Wczoraj w podkrakowskich Michałowicach po raz pierwszy odbyła się i zakończyła aukcja koni arabskich. Wystawiono prawie 30 koni, dokładnie 27 klaczy i dwa ogiery. Udało się sprzedać zaledwie osiem koni za łączna kwotę 73 tys. euro. Najwięcej, 12 tys. euro, zapłacił hodowca z Portugalii za klacz Gaja Wenus. Zaraz po aukcji „Wyborcza” napisała: „Umiarkowany sukces aukcji koni arabskich w Michałowicach”. Dla porównania, 13 sierpnia 2017 roku zakończyła się słynna aukcja w Janowie, gdzie spośród 31 wystawionych koni sprzedano 6, za łączną kwotę 410 tysięcy euro. Najwyższą cenę, 150 tys. euro, wylicytował nabywca z Czech za klacz Prunellę. Co napisała „Wyborcza”? Odgrzebałem tytuł i brzmi on tak: „Totalna klęska Pride of Poland. “Organizatorzy liczyli, że Włosi przywiozą im autobus kupców?””.

Reklama

I teraz uwaga! Organizatorami aukcji w Michałowicach, która miała pokazać „Pisiorom”, jak się robi takie imprezy, były osoby usunięte przez reżim kaczystowski ze stadnin w Michałowie i Janowie Podlaskim: Horse Breeding Adviser Anna Stojanowska, Equine Consulting Jerzy Białobok i Polturf Barbara Mazur. Nie koniec kabaretu! W Michałowicach zjawili się wypłoszeni przez PiS znawcy i wielbiciele koni arabskich, a wśród nich Shirley Watts! Tak, tak, ta sama Shirley, żona perkusisty Rolling Stones i wiecie, co się stało? Pani żona, nie dokonała żadnego zakupu! Z takim oto, „umiarkowanym sukcesem” pękła końska bańka mydlana. Wielka pokazówka, promowana między innymi przez Polsat, okazała się „totalną klęską” i to nieporównywalną z Janowem, gdzie jedna klacz osiągnęła dwa razy większą cenę niż cała aukcja w Michałowicach. Naturalnie organizatorzy z Janowa tłumaczyli, że koniunktura na świecie pada, że do tej poru w Janowie sprzedawało się najlepsze konie i klacze pod ladą, stąd wyśrubowane rekordy, ale to wszystko zlatywało pisowską niekompetencją i „dzieleniem Polaków”.

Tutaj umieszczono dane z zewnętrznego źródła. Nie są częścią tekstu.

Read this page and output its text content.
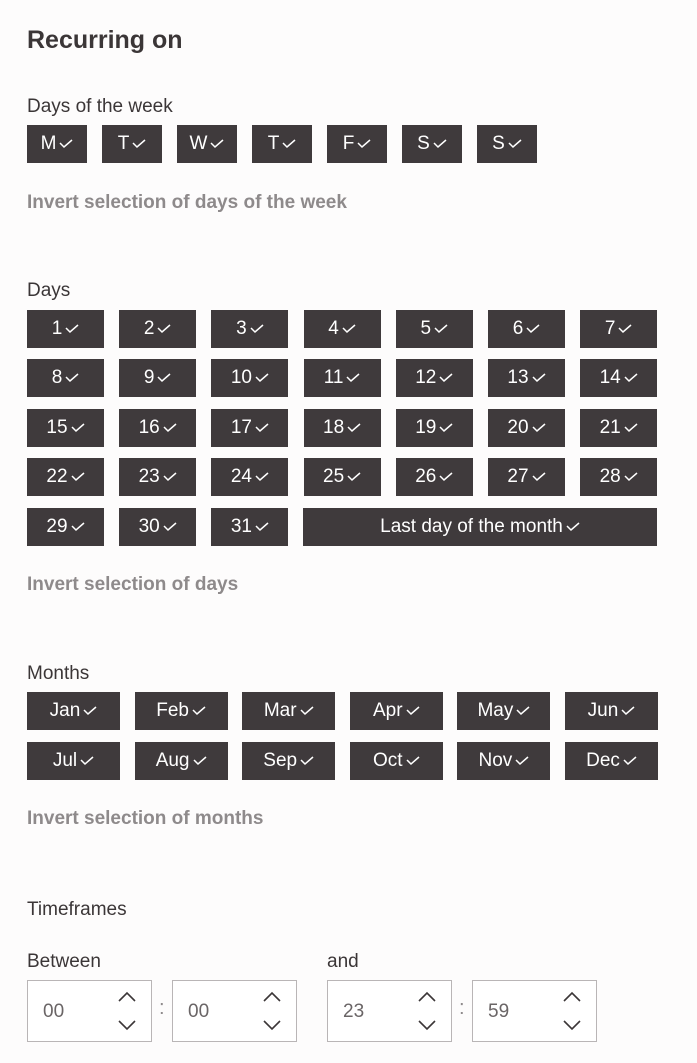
Recurring on
Days of the week
M	T	W	T	F	S	S
Invert selection of days of the week
Days
1	2	3	4	5	6	7
8	9	10	11	12	13	14
15	16	17	18	19	20	21
22	23	24	25	26	27	28
29	30	31	Last day of the month
Invert selection of days
Months
Jan	Feb	Mar	Apr	May	Jun
Jul	Aug	Sep	Oct	Nov	Dec
Invert selection of months
Timeframes
Between	and
00	: 00	23	: 59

W chwili próby spece z PSL i hodowcy z PRL skompromitowali się dokumentnie i nagle w mediach zapadła wymowna cisza. Cóż robić? No jak to co?! Jak nie konie, to puszcza i tak dochodzimy do drugiej niszowej informacji. Portal wPolityce.pl ustalił, że przed gmachem Ministerstwa Środowiska zebrała się żałosna grupka obrońców kornika drukarza, dosłownie kilkanaście oszołomów spod szyldu „Ekoterroryzm”. Protestujący na transparentach i w okrzykach przedstawili się jako aktywiści komunistycznego Greenpeace. Nie zagłębiałem się w szczegóły i dokładnie nie wiem dlaczego Policja postanowiła wylegitymować demonstrantów, w każdym razie po rutynowej procedurze stało się jasne, że to nie Greenpeace, ale redaktorzy i stażyści z „Gazety Wyborczej”.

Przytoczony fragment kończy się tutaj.